Christianity, as expressed through the teachings and way of life exemplified by Jesus Christ and his early followers is, an awaiting of the final judgment.  In waiting for this judgment, there is a giving up of physical leanings and the temptations expressed through material pursuits.  The human being is seen as under the authority of sin on the one hand, and the world is seen as under the rule of the Devil on the other hand.  It is the most discouraging view of humans and the world possible!  But is it true?

It would be somehow very relevant to remember some famous words spoken by a certain Karl Marx.  These words are especially important to remember: Religious suffering is, at one and the same time, the expression of real suffering and a protest against real suffering. Religion is the sigh of the oppressed creature, the heart of a heartless world, and the soul of soulless conditions. It is the opium of the people. The abolition of religion as the illusory happiness of the people is the demand for their real happiness. To call on them to give up their illusions about their condition is to call on them to give up a condition that requires illusions.

The cruelty human beings are capable of, but also the affliction caused by natural calamities, brings upon mankind the necessity of religious thought and understanding.  Religion plays a special role in understanding and coping with difficulties that exceed human comprehension, but might it be said that religion is also the cause of difficulties?  Does religion pervert the human view and perception of what is not readily understandable, and bring about a decay in the way people live their lives?  Does religion produce the very problems that it then, seeks to remedy?  These are perhaps some of the most pressing questions of our day, and have also troubled thinkers from the past.

Whether we succeed in finding definite answers to such inquiries about human existence, death, or what lies beyond the physical reality of our world or not, one thing is certain: the very occupation with these matters is a sign of human longing.  We long to understand, and this longing is not fully met by the comforts or knowledge available to man.

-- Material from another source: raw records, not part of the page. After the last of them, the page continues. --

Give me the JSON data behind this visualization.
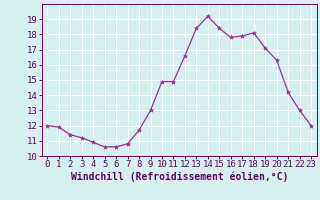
{
  "x": [
    0,
    1,
    2,
    3,
    4,
    5,
    6,
    7,
    8,
    9,
    10,
    11,
    12,
    13,
    14,
    15,
    16,
    17,
    18,
    19,
    20,
    21,
    22,
    23
  ],
  "y": [
    12.0,
    11.9,
    11.4,
    11.2,
    10.9,
    10.6,
    10.6,
    10.8,
    11.7,
    13.0,
    14.9,
    14.9,
    16.6,
    18.4,
    19.2,
    18.4,
    17.8,
    17.9,
    18.1,
    17.1,
    16.3,
    14.2,
    13.0,
    12.0
  ],
  "line_color": "#993399",
  "marker": "*",
  "marker_size": 3,
  "bg_color": "#d6f0f0",
  "grid_color": "#ffffff",
  "xlabel": "Windchill (Refroidissement éolien,°C)",
  "xlabel_color": "#660066",
  "xlabel_fontsize": 7,
  "tick_color": "#660066",
  "tick_fontsize": 6.5,
  "ylim": [
    10,
    20
  ],
  "xlim": [
    -0.5,
    23.5
  ],
  "yticks": [
    10,
    11,
    12,
    13,
    14,
    15,
    16,
    17,
    18,
    19
  ],
  "xticks": [
    0,
    1,
    2,
    3,
    4,
    5,
    6,
    7,
    8,
    9,
    10,
    11,
    12,
    13,
    14,
    15,
    16,
    17,
    18,
    19,
    20,
    21,
    22,
    23
  ]
}
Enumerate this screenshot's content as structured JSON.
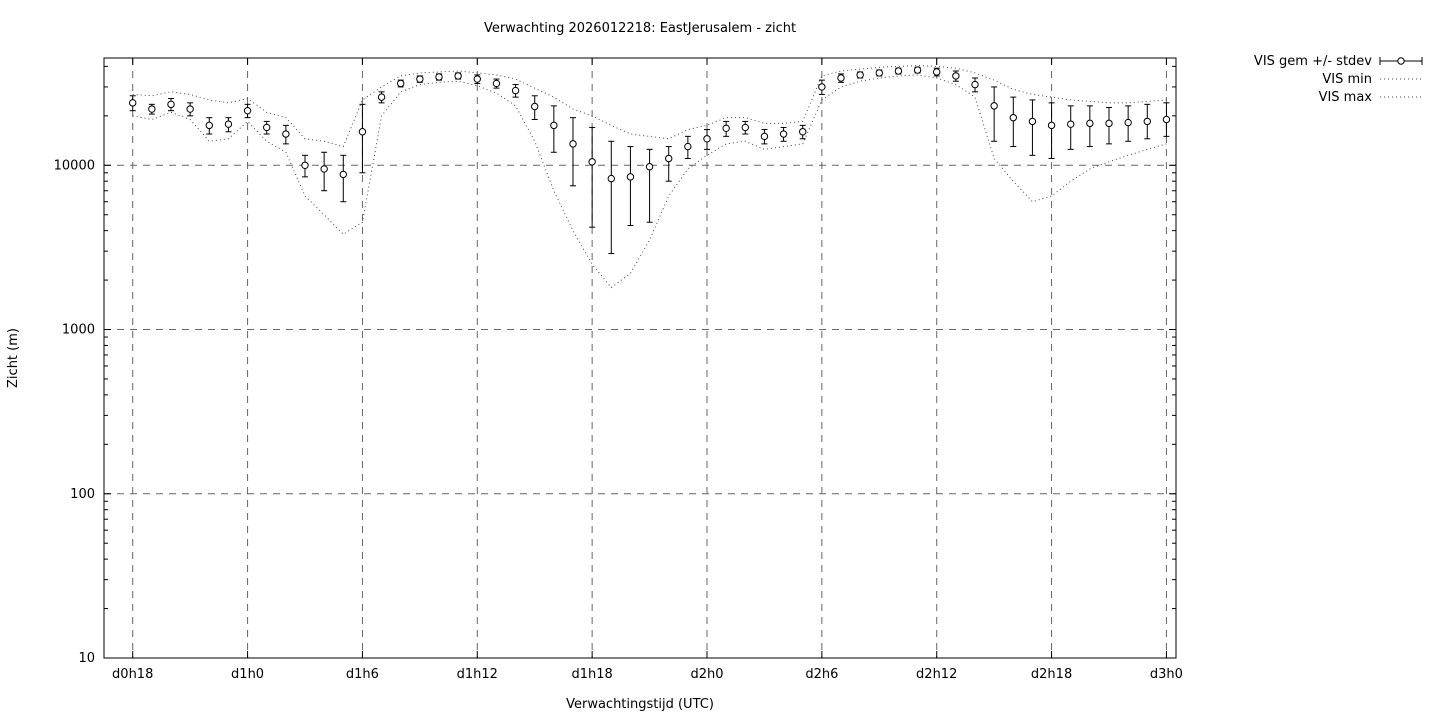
{
  "chart_data": {
    "type": "line",
    "title": "Verwachting 2026012218: EastJerusalem - zicht",
    "xlabel": "Verwachtingstijd (UTC)",
    "ylabel": "Zicht (m)",
    "y_scale": "log",
    "ylim": [
      10,
      45000
    ],
    "xlim": [
      16.5,
      72.5
    ],
    "yticks": [
      10,
      100,
      1000,
      10000
    ],
    "xticks": [
      {
        "hour": 18,
        "label": "d0h18"
      },
      {
        "hour": 24,
        "label": "d1h0"
      },
      {
        "hour": 30,
        "label": "d1h6"
      },
      {
        "hour": 36,
        "label": "d1h12"
      },
      {
        "hour": 42,
        "label": "d1h18"
      },
      {
        "hour": 48,
        "label": "d2h0"
      },
      {
        "hour": 54,
        "label": "d2h6"
      },
      {
        "hour": 60,
        "label": "d2h12"
      },
      {
        "hour": 66,
        "label": "d2h18"
      },
      {
        "hour": 72,
        "label": "d3h0"
      }
    ],
    "legend": [
      {
        "label": "VIS gem +/- stdev",
        "style": "errorbar"
      },
      {
        "label": "VIS min",
        "style": "dotted"
      },
      {
        "label": "VIS max",
        "style": "dotted"
      }
    ],
    "hours": [
      18,
      19,
      20,
      21,
      22,
      23,
      24,
      25,
      26,
      27,
      28,
      29,
      30,
      31,
      32,
      33,
      34,
      35,
      36,
      37,
      38,
      39,
      40,
      41,
      42,
      43,
      44,
      45,
      46,
      47,
      48,
      49,
      50,
      51,
      52,
      53,
      54,
      55,
      56,
      57,
      58,
      59,
      60,
      61,
      62,
      63,
      64,
      65,
      66,
      67,
      68,
      69,
      70,
      71,
      72
    ],
    "mean": [
      24000,
      22000,
      23500,
      22000,
      17500,
      17800,
      21500,
      17000,
      15500,
      10000,
      9500,
      8800,
      16000,
      26000,
      31500,
      33500,
      34500,
      35000,
      33500,
      31500,
      28500,
      22800,
      17500,
      13500,
      10500,
      8300,
      8500,
      9800,
      11000,
      13000,
      14500,
      16800,
      17000,
      15000,
      15500,
      16000,
      30000,
      34000,
      35500,
      36500,
      37500,
      38000,
      37000,
      35000,
      31000,
      23000,
      19500,
      18500,
      17500,
      17800,
      18000,
      18000,
      18200,
      18500,
      19000
    ],
    "lo": [
      21500,
      20500,
      21500,
      20000,
      15500,
      16000,
      19500,
      15500,
      13500,
      8500,
      7000,
      6000,
      9000,
      24000,
      30000,
      32000,
      33000,
      33500,
      31500,
      29500,
      26000,
      19000,
      12000,
      7500,
      4200,
      2900,
      4300,
      4500,
      8000,
      11000,
      12500,
      15000,
      15500,
      13500,
      14000,
      14500,
      27000,
      32000,
      34000,
      35000,
      36000,
      36500,
      35000,
      32500,
      28000,
      14000,
      13000,
      11500,
      11000,
      12500,
      13000,
      13500,
      14000,
      14500,
      15000
    ],
    "hi": [
      26500,
      23500,
      25500,
      24000,
      19500,
      19500,
      23500,
      18500,
      17500,
      11500,
      12000,
      11500,
      23500,
      28000,
      33000,
      35000,
      36000,
      36500,
      35500,
      33500,
      31000,
      26500,
      23000,
      19500,
      17000,
      14000,
      13000,
      12500,
      13000,
      15000,
      16500,
      18500,
      18500,
      16500,
      17000,
      17500,
      33000,
      36000,
      37000,
      38000,
      39000,
      39500,
      39000,
      37500,
      34000,
      30000,
      26000,
      25000,
      24000,
      23000,
      23000,
      22500,
      23000,
      23500,
      24000
    ],
    "min": [
      20000,
      19000,
      21000,
      19000,
      14000,
      14500,
      18500,
      14000,
      12000,
      6500,
      5000,
      3800,
      4500,
      20000,
      28000,
      31000,
      32000,
      32500,
      30500,
      27500,
      23000,
      14000,
      7000,
      4000,
      2500,
      1800,
      2200,
      3500,
      6500,
      9500,
      11500,
      13500,
      14000,
      12500,
      13000,
      13500,
      25000,
      30000,
      32500,
      34000,
      35000,
      35500,
      34000,
      31000,
      26000,
      11000,
      8000,
      6000,
      6500,
      8000,
      9500,
      10500,
      11500,
      12500,
      13500
    ],
    "max": [
      27000,
      26500,
      28000,
      27000,
      25000,
      24000,
      25500,
      21000,
      19500,
      14500,
      14000,
      13000,
      25000,
      30000,
      35000,
      36500,
      37000,
      37500,
      36500,
      35500,
      33500,
      29500,
      26000,
      22000,
      20000,
      17500,
      15500,
      15000,
      14500,
      16500,
      17500,
      19500,
      19500,
      18000,
      18000,
      18500,
      35000,
      37500,
      38500,
      39500,
      40000,
      40500,
      40000,
      39000,
      36500,
      33000,
      29000,
      27000,
      26000,
      25000,
      24500,
      24000,
      24000,
      24500,
      25000
    ]
  }
}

Can it be, that man finds such absolute satisfaction in his present existence so as to not have spiritual longing at all?  Would it even be desirable, if it were possible?  During the length of a human lifespan, nothing can be said with absolute certainty in this regard.  Maybe there is the possibility of such changes – unprecedented and extreme – that humans are called upon to seek spiritual answers.  It could be old age, sickness, discomfort, pain, or any such thing of a real or imaginary kind.  As long as there is a mind to think, and the truth is not found, the human search cannot end.  The acceptance of sin, death, and insufficiency of the material comforts presents a way of understanding the world, and yet there are ways of understanding that do not hold to such concepts.  Still, people have been living their lives, and they die as the “believers” do.  Why and how all this happens is not at all confined to any one system of thought or belief!

There seems the greatest wisdom in simplicity and balance.  If we have a way of living that enables simplicity and balance, it has the chance of greater longevity.  Maybe, we will find a time when quests for and fights over beliefs will no longer exist.  Maybe there will be a time when the relevance of concepts such as sin or even death will no longer matter.  Maybe mankind will be enabled to cross over from the effects of greed and oppression and find the true liberation.  Until then, these are only in human imagination.  And the One who is able to create reality by His power is silent, our questions and answers are merely products of the imagination.